L’angoisse étant un moteur alimentaire pour moi, je cuisine probablement encore plus qu’avant (ce qui fait un peu peur, j’avoue). J’ai déjà deux pains au levain de faits (on ne manquait pas de pain, mais le levain était mon nouveau défi, relevé cette fois-ci) et leurs saveurs m’épatent (vive le seigle!). Le kombucha est en deuxième fermentation: je le veux pétillant. Le ferment de gingembre (ginger bug) ne semble pas vouloir pétiller (ça me prendrait du gingembre bio, dans ma région, pendant une pandémie: ben quin (alors quoi? alors j’ai planté du gingembre germé, voyons!)). Les vinaigres de kombucha et de pomme font leur travail pendant que je les attends. Mon homme a fait un kimchi qui sent trop bon dans toute la cuisine: j’ai envie d’y plonger la main et de m’en goinfrer (alors que pour autre chose l’appétit a disparu). Le réfrigérateur et le comptoir sont remplis d’oeufs que je n’irai pas livrer à Montréal, où ils vont d’habitude.

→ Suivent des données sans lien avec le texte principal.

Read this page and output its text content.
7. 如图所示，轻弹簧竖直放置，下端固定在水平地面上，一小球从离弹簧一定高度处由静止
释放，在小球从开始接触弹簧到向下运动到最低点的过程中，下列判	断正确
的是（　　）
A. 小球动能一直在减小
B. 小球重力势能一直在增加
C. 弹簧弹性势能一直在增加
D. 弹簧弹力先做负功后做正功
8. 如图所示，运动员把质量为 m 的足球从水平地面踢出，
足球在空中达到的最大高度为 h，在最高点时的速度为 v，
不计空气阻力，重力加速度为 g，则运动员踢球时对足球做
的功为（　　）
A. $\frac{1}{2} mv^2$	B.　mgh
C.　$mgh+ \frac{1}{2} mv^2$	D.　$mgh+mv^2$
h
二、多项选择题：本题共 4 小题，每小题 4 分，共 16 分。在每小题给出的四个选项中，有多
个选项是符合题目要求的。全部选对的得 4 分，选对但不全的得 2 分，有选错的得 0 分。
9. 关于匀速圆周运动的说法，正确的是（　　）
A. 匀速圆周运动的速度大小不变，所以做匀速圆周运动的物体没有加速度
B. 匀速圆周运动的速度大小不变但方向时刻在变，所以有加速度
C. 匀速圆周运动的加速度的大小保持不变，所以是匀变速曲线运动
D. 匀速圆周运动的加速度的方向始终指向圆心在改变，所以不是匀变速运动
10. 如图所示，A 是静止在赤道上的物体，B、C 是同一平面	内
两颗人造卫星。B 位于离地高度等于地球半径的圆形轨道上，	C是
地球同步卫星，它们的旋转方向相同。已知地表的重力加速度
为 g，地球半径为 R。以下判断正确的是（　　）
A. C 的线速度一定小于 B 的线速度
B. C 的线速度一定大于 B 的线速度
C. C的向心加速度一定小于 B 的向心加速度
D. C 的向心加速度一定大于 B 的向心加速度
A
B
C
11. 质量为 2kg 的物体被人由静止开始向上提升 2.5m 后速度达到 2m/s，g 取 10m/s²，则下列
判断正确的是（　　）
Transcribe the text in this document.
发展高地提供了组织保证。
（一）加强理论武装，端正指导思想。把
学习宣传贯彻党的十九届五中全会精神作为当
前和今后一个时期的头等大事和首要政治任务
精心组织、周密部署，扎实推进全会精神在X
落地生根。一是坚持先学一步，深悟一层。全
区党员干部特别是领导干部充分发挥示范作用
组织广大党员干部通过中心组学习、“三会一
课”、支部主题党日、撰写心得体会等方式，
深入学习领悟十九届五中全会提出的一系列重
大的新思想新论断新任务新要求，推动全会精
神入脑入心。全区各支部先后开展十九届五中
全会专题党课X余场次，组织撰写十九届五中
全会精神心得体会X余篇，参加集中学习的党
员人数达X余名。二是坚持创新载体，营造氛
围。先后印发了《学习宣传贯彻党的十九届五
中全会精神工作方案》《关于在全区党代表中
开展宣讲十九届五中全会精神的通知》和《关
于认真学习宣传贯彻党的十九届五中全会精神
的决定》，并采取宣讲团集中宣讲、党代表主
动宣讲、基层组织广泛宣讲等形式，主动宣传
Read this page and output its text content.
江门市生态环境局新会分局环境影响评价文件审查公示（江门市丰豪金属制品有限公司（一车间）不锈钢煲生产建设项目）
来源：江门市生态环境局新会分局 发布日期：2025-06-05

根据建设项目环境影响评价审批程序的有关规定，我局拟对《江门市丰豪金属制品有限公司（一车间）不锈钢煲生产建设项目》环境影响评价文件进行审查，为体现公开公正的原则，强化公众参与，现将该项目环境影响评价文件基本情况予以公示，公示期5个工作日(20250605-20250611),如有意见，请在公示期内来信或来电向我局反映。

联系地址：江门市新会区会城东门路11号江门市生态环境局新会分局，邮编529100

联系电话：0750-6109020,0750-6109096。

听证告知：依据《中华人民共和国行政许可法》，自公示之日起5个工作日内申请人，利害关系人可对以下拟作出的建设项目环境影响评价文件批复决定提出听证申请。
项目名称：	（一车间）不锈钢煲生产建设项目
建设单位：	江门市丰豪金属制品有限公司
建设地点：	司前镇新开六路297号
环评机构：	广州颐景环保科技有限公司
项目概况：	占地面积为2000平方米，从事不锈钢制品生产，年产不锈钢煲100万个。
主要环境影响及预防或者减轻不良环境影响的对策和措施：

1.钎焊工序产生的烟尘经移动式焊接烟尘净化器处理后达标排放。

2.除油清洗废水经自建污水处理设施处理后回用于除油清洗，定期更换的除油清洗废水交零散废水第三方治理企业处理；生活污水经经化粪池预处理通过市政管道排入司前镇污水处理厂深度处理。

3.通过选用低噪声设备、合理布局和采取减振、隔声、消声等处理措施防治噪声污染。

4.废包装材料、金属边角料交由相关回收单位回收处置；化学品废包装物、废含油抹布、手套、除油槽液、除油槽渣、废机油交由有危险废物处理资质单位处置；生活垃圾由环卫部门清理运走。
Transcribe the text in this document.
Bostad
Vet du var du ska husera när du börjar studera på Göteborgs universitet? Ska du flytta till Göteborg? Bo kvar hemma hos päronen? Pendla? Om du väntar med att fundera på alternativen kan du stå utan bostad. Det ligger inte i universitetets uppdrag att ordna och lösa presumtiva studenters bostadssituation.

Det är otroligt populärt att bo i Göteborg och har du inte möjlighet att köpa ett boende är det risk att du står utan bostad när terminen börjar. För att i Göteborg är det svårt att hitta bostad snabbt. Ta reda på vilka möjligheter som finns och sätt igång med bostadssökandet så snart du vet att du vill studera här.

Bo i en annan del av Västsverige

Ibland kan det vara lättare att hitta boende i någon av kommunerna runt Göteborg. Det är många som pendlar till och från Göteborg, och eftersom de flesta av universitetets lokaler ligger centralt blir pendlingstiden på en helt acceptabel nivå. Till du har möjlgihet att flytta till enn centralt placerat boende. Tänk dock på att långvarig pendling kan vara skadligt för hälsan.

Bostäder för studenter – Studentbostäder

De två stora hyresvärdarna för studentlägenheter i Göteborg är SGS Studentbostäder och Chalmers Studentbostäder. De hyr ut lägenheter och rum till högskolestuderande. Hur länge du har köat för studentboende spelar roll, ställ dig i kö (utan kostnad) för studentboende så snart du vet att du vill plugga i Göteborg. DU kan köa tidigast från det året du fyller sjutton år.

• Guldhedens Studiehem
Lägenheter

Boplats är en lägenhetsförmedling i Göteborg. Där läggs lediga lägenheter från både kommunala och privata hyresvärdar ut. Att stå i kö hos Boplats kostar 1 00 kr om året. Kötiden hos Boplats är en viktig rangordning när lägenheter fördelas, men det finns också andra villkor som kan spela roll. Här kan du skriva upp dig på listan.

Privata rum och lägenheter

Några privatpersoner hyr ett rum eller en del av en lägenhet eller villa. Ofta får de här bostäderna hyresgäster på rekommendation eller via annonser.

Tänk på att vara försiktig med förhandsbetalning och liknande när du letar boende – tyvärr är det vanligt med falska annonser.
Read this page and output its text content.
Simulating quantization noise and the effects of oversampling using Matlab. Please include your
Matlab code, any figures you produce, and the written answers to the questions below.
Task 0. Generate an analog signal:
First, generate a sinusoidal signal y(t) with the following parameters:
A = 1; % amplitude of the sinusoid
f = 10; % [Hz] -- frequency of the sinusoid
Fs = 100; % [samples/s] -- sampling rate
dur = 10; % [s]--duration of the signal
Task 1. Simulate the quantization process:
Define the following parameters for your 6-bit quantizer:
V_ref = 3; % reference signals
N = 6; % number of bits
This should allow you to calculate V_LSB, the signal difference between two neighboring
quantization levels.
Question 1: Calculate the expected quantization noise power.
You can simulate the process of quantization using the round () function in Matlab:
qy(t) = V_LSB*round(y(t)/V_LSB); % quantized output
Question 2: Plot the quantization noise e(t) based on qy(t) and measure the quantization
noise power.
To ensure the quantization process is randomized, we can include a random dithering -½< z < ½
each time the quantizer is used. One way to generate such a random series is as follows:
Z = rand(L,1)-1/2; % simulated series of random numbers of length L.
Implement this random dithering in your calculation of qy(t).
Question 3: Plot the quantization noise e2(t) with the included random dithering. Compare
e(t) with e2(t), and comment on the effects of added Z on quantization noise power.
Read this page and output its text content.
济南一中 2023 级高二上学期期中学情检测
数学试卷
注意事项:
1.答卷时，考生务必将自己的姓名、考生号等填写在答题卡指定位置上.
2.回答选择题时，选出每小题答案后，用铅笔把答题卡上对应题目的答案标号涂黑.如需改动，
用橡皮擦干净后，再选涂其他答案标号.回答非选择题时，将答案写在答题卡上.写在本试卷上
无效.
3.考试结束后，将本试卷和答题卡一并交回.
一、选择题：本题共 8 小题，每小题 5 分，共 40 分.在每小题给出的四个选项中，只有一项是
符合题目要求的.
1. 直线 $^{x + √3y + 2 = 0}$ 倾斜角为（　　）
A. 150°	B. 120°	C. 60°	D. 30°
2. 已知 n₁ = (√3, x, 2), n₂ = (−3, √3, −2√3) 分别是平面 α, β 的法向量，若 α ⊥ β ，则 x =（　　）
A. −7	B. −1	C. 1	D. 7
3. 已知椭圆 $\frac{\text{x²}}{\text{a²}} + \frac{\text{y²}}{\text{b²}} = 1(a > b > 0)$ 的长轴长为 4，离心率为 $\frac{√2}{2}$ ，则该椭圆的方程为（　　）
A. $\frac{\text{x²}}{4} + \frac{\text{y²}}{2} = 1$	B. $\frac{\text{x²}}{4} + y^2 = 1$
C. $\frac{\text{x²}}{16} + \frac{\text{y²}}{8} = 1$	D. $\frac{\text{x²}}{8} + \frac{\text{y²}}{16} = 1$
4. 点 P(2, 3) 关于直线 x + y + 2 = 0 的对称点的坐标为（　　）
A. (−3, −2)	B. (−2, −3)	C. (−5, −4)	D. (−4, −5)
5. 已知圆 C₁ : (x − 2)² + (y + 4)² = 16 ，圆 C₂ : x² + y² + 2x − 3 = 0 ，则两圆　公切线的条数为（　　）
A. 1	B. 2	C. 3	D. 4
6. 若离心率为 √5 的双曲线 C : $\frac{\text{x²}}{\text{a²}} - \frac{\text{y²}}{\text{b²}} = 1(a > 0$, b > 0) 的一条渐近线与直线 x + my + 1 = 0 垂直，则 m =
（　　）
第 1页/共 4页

Un ami m’a parlé d’infoxification, s’intoxiquer à force de s’informer. C’est là où j’en suis aussi. Mais bon… un jour à la fois (doux Jésus — mais d’où me viennent ces chansons douteuses? un peu plus et je vous parle du mystère de la foi… ha!), un problème à la fois, tout en respirant si possible, en s’accrochant au fait que nous sommes toujours en santé et en relative sécurité. Je vous souhaite de l’être aussi, et de le rester. (Je vous souhaite également de ne pas vivre d’inondation cette année. Et de ne pas avoir besoin d’aide médicale d’ici la fin de la crise. Il y aura les victimes de la covid-19, mais il y aura aussi beaucoup de victimes indirectes dans les prochains mois, les prochaines années.)
Et pis quoi encore? Un tremblement de terre. Dans mon lit, je trouvais ça fort et long, assez pour que je comprenne ce qui se passait et que ça continue encore avant de cesser.